Of the Natural Size. Caligulus Elegans. Female.
Fig. 7.

A curious creature, with an equally curious function, that entitles it to a place among mutualists, was discovered some years ago among the eggs of the lobster, by Van Beneden, who thus describes it: "It is known that lobsters, as well as crabs, and the greater part of the Crustacea, carry their eggs under the abdomen, and that these eggs remain suspended there until the embryos are hatched. In the midst of them lives an animal of extreme agility, which is, perhaps, the most extraordinary being that has been subjected to the eyes of the zoölogist. It may be said, without exaggeration, that it is a biped, or even quadruped, worm.
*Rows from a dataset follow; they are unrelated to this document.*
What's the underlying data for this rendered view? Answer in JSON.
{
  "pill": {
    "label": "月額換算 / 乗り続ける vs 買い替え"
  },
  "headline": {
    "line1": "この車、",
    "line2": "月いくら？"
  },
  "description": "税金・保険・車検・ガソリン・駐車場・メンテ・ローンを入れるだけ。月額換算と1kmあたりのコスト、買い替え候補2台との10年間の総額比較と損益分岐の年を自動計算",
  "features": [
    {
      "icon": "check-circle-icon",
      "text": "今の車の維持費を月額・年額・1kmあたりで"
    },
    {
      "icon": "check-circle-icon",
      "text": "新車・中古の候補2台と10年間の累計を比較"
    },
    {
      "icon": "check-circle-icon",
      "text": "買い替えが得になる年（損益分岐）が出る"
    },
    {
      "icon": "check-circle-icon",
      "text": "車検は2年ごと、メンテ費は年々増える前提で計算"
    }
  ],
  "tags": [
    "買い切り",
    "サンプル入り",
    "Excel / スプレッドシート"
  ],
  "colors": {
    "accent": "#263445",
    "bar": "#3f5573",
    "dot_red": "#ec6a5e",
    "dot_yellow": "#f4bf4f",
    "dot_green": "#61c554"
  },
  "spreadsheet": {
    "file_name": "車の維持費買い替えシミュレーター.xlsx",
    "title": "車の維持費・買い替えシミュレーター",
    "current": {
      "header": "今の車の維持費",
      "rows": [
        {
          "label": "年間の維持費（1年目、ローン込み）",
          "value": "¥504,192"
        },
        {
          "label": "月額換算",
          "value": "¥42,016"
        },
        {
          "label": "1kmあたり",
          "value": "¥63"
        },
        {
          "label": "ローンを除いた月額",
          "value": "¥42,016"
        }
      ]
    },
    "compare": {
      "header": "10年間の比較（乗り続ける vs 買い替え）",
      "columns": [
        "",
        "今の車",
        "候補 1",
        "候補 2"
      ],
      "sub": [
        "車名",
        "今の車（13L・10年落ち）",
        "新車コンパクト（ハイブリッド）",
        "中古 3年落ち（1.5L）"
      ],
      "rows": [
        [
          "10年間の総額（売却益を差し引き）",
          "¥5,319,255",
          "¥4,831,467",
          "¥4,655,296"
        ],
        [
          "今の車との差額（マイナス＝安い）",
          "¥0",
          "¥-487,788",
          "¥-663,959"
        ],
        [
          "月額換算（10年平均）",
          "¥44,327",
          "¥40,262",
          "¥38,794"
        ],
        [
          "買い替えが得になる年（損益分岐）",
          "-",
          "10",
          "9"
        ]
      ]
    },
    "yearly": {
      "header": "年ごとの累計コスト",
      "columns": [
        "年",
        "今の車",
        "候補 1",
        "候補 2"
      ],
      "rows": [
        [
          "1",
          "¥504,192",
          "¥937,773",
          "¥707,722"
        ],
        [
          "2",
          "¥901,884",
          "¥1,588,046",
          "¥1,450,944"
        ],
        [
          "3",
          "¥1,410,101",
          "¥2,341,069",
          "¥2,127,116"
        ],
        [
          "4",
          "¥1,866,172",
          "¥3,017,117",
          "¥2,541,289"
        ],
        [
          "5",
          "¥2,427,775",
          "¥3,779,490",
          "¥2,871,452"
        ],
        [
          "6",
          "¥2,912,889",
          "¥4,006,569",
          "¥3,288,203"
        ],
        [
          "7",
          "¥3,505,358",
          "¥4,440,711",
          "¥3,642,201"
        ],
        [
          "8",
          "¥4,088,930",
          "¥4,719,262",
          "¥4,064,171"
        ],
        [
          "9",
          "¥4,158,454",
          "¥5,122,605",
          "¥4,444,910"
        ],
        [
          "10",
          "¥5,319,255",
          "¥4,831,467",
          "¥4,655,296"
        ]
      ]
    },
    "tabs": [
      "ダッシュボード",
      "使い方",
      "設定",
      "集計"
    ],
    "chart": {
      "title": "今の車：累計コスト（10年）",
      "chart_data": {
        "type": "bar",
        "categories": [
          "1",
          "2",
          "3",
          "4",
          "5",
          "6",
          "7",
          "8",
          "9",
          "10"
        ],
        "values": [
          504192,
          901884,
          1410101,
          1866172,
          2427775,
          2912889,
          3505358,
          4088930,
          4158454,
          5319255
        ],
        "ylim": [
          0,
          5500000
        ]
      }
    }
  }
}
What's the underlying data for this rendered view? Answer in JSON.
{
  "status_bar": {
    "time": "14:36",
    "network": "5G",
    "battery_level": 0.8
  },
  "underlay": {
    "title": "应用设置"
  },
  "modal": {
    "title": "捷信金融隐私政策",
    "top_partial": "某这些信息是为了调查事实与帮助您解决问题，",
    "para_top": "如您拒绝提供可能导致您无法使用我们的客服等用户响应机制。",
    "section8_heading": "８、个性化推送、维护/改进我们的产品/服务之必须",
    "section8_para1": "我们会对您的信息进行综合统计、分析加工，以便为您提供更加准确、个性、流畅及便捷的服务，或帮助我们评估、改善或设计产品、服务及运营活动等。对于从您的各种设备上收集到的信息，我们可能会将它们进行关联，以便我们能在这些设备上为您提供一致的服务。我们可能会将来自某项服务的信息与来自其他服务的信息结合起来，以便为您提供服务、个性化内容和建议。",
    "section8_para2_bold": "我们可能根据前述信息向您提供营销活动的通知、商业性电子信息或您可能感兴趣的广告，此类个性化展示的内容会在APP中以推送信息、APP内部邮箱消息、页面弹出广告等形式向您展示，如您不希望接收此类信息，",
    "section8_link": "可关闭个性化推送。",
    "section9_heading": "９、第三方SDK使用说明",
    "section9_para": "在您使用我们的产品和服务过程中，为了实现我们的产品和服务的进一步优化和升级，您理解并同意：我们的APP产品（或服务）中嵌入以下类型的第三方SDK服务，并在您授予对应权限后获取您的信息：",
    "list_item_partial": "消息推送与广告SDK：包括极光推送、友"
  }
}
Let us imagine a clown from the circus, with his limbs as far dislocated as possible, we might even say entirely deprived of bones, displaying tricks of strength and activity, on a heap of monster cannon-balls which he struggles to surmount; placing one foot, formed like an air-bladder, on one ball, the other foot on another, alternately balancing and extending his body, folding his limbs on each other, or bending his body upward like a caterpillar of the Geometridœ, and we shall then have but an imperfect idea of all the attitudes which it assumes, and which it varies incessantly. It is neither a parasite nor a messmate; it does not live at the expense of the lobster, but on one of the productions of these crustaceans, much in the same manner as do the Caligi and the Arguli. The lobster gives him a berth, and the passenger feeds himself at the expense of the cargo; that is to say, he eats the eggs and the embryos which die, and the decomposition of which might be fatal to his host and his progeny. These Histriobdellœ have the same duty to perform as vultures and jackals, which clear the plains of carcasses. That which causes us to suppose that such is their appropriate office is, that they have an apparatus for the purpose of sucking eggs, and that we have not found in their digestive canal any remains which resemble any true organism."